Talvez o isolamento acarrete certo preciosismo e dificuldade em acatar as próprias limitações, pois sempre precisamos do outro, do próximo, para reconhecer nele  nossas raivas, ódios e falhas inconfessáveis. O apoucamento existencial não pode ser apartado do insulamento próprio ao atraso atávico da cultura nos trópicos –– ilusão volátil de que desenvolvimento humanístico pode ser assimilado a crescimento econômico e estrutural.

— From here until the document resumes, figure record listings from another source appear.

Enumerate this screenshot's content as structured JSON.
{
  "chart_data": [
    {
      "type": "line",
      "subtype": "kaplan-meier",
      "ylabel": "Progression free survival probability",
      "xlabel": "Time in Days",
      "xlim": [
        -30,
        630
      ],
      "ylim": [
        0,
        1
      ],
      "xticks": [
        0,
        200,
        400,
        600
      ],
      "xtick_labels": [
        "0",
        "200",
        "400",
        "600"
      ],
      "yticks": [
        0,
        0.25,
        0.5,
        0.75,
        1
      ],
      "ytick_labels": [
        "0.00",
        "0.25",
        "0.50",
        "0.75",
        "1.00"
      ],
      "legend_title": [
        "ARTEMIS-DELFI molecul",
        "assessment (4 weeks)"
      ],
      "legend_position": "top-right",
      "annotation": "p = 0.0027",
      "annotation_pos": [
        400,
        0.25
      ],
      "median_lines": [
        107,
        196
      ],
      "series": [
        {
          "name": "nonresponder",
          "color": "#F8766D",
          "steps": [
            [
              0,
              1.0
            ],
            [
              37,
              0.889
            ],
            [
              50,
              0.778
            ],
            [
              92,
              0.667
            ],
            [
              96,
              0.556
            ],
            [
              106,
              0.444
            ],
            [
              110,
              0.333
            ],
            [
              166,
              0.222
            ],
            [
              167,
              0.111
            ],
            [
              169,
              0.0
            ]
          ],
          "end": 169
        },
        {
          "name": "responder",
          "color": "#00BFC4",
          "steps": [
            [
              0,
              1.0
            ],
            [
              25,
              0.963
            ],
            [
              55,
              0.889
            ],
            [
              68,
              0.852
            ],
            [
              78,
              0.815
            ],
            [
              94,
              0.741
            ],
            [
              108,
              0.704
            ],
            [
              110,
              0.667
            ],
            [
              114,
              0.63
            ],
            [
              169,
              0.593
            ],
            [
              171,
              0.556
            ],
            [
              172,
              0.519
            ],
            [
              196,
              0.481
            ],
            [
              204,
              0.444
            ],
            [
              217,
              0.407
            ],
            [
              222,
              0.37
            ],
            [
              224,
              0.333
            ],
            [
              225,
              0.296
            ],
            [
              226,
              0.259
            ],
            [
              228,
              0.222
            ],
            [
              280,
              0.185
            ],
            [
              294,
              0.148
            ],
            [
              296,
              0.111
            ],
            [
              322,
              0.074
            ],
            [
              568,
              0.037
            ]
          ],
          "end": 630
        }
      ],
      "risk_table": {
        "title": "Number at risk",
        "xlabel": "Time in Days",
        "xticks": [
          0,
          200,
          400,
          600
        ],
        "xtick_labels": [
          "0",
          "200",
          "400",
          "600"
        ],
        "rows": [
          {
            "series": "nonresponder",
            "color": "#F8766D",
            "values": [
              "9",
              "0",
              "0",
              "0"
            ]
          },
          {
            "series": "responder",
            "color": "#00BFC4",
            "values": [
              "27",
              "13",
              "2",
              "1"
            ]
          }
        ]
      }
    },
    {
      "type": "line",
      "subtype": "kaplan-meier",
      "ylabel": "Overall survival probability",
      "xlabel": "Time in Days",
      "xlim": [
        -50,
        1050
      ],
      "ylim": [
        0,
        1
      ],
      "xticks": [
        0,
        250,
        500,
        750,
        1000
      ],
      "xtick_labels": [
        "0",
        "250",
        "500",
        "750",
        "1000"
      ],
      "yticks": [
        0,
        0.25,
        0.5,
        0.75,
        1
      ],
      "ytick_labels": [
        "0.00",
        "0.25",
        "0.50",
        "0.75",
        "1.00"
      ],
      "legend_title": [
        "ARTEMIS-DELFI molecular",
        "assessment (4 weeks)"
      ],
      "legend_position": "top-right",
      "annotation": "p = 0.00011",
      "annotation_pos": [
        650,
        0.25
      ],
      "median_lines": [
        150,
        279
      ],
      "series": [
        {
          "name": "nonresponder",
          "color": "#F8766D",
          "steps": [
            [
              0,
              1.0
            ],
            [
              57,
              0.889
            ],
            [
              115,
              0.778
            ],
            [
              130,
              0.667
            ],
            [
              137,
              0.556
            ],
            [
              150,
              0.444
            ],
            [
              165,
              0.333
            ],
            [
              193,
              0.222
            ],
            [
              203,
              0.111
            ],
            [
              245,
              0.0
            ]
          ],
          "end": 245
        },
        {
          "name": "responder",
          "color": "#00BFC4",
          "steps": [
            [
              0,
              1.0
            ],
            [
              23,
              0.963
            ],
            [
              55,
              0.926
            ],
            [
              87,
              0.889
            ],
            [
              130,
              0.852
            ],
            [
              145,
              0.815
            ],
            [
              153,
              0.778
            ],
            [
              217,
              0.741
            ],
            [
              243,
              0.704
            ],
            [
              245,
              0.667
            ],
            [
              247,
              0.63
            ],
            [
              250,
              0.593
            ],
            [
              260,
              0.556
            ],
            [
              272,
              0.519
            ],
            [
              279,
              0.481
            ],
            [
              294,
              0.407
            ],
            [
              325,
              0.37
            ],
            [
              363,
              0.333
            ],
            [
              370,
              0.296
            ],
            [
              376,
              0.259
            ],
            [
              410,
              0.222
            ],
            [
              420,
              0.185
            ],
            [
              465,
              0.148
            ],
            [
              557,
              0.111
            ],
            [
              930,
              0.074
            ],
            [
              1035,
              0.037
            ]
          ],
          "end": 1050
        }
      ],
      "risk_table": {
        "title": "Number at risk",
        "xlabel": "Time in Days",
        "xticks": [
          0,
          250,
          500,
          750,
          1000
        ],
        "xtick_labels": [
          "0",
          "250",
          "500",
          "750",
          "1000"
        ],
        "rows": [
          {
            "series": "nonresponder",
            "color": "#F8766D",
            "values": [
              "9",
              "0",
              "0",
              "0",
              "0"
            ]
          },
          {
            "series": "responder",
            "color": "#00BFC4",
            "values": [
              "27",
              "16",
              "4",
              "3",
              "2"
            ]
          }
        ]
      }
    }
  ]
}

Entre praias, coqueiros e o frenesi carnavalesco segue a mentalidade tropical débil e seus indivíduos atabalhoados formando o que Tobias Barreto designou por “ estado de mendicidade espiritual” sendo esta a qualidade de nossa cultura atrasada. Suas diatribes, quanto ao atraso tropical, podem ser encontradas em alguns de seus ensaios e artigos; por exemplo, em um ensaio chamado “ Sobre a filosofia do inconsciente”  Tobias emite o seguinte desabafo: “ O Brasil padece de uma espécie de prisão de cérebro: tem peçonha no miolo, É preciso sujeitar-se à dolorosa operação de crítica de si mesmo, do desapego, do desdém, e até do asco de si mesmo, a fim de conseguir uma cura radical”. O grande filósofo e jurista tropical –– e  também devemos dizê-lo: um caga-raiva genial –– nos aponta o óbvio ululante que é a “prisão de cérebro” tropical e algo mais interessante que é a dificuldade provinciana de digerir o mal-estar inerente à sua história, sobrando hiatos incômodos que emperram uma possível “ cura”.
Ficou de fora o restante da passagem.